5 - Ion beam-induced modifications in ZnO nanostructures and potential applications

Abstract

Zinc oxide (ZnO) has been considered a multifunctional material due to its unique potential physical, chemical, electrical, and magnetic properties. Various methods have been reported to present the change in properties of ZnO nanostructures. Here, we present the ion beam-induced modification in different properties of ZnO samples. The energy loss and projected range of the ions decide the formation of type of defects and modifications in ZnO samples.

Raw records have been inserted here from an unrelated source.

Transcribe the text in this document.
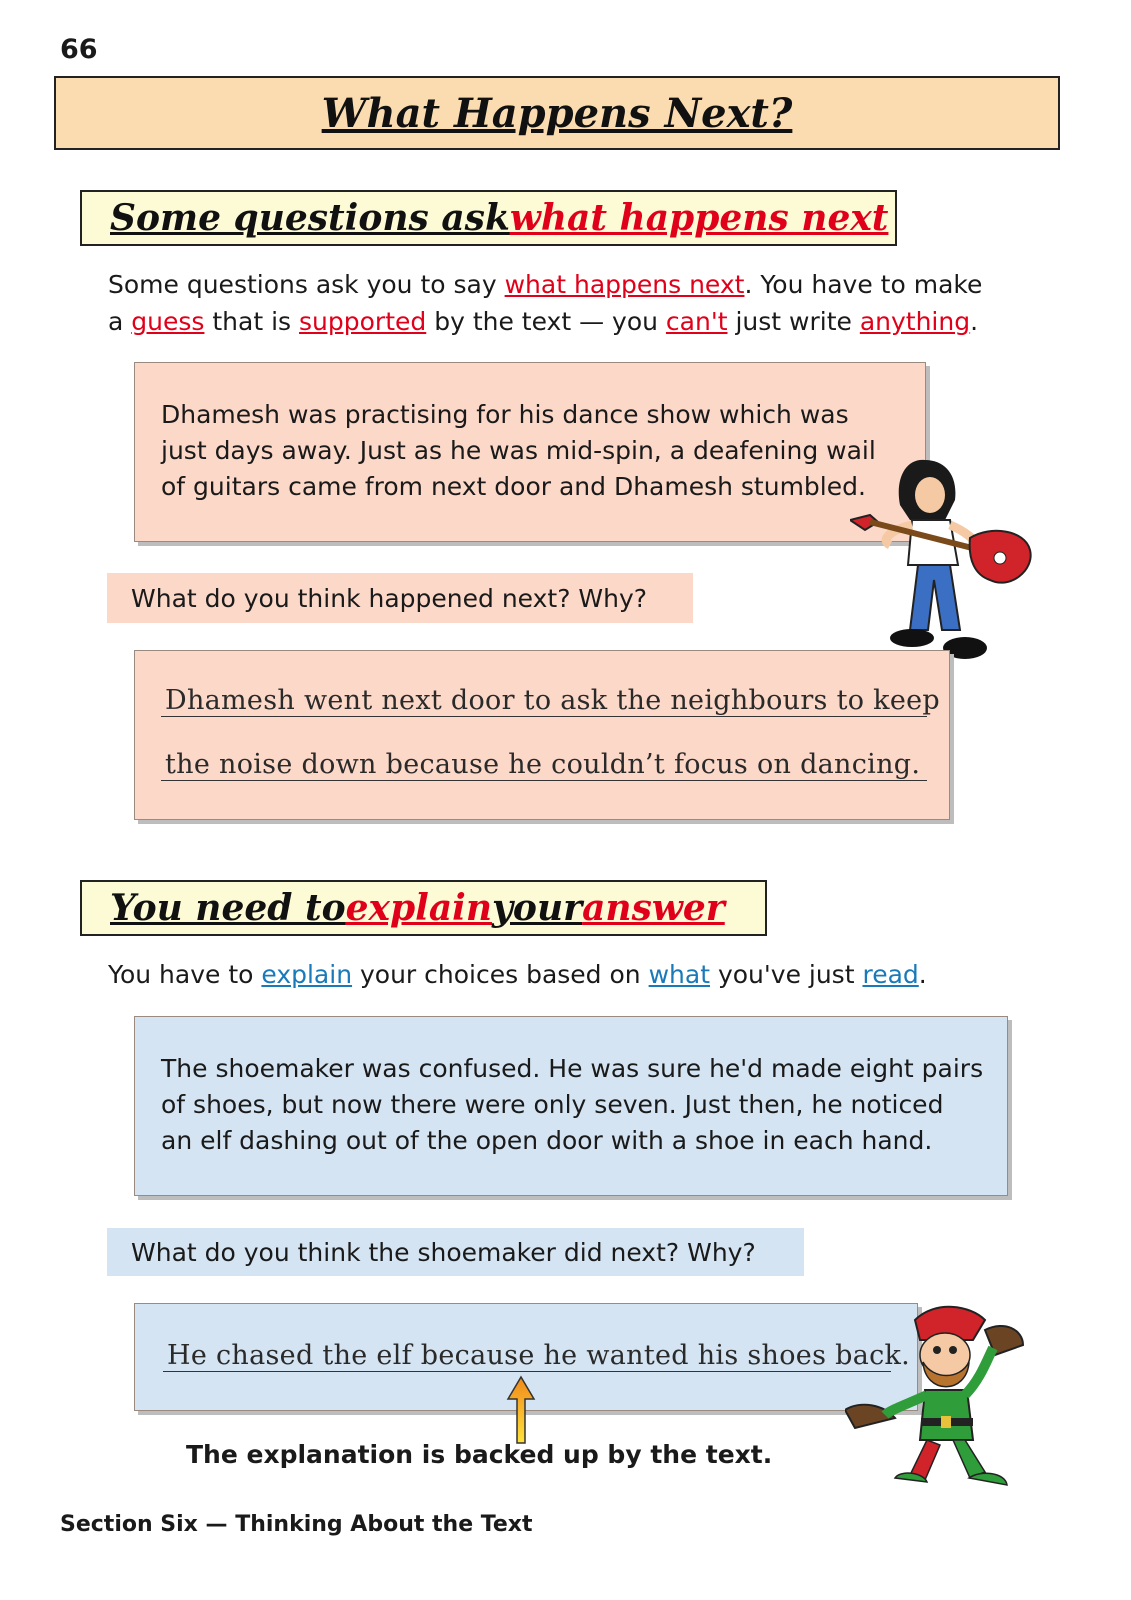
66
What Happens Next?
Some questions ask what happens next
Some questions ask you to say what happens next. You have to make
a guess that is supported by the text — you can't just write anything.

Dhamesh was practising for his dance show which was

just days away. Just as he was mid-spin, a deafening wail

of guitars came from next door and Dhamesh stumbled.

What do you think happened next? Why?
Dhamesh went next door to ask the neighbours to keep
the noise down because he couldn’t focus on dancing.
You need to explain your answer
You have to explain your choices based on what you've just read.

The shoemaker was confused. He was sure he'd made eight pairs

of shoes, but now there were only seven. Just then, he noticed

an elf dashing out of the open door with a shoe in each hand.

What do you think the shoemaker did next? Why?
He chased the elf because he wanted his shoes back.
The explanation is backed up by the text.
Section Six — Thinking About the Text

The fundamental energy transfer mechanism of swift heavy ions (SHI) and postirradiation effects such as generation of point defects and disorder induced in ZnO nanostructures have been discussed in this chapter. The structural, surface morphological, optical, chemical, electrical, and magnetic properties of the ZnO samples were modified with implantation/irradiation using different ion beam with the energy keV to MeV range and have been addressed here. The results are presented for SHI irradiation where the electronic excitation induced defects in ZnO nanostructures. Versatile ZnO nanostructures exist in the form of 1D (nanorods, nanowires, etc.), 2D (nanoplates, nanosheets, nanopellets, etc.), and 3D (snowflakes, coniferous urchin-like, flower, etc.) materials. Hence, properties of all three forms of ZnO can be modified using ion beam irradiation. The modifications induced in properties of ZnO samples enhance their use in optical, electrical, and other industrial applications. This chapter provides the useful information regarding modification in the ZnO nanostructure for various potential applications that have been addressed in the last section of the chapter.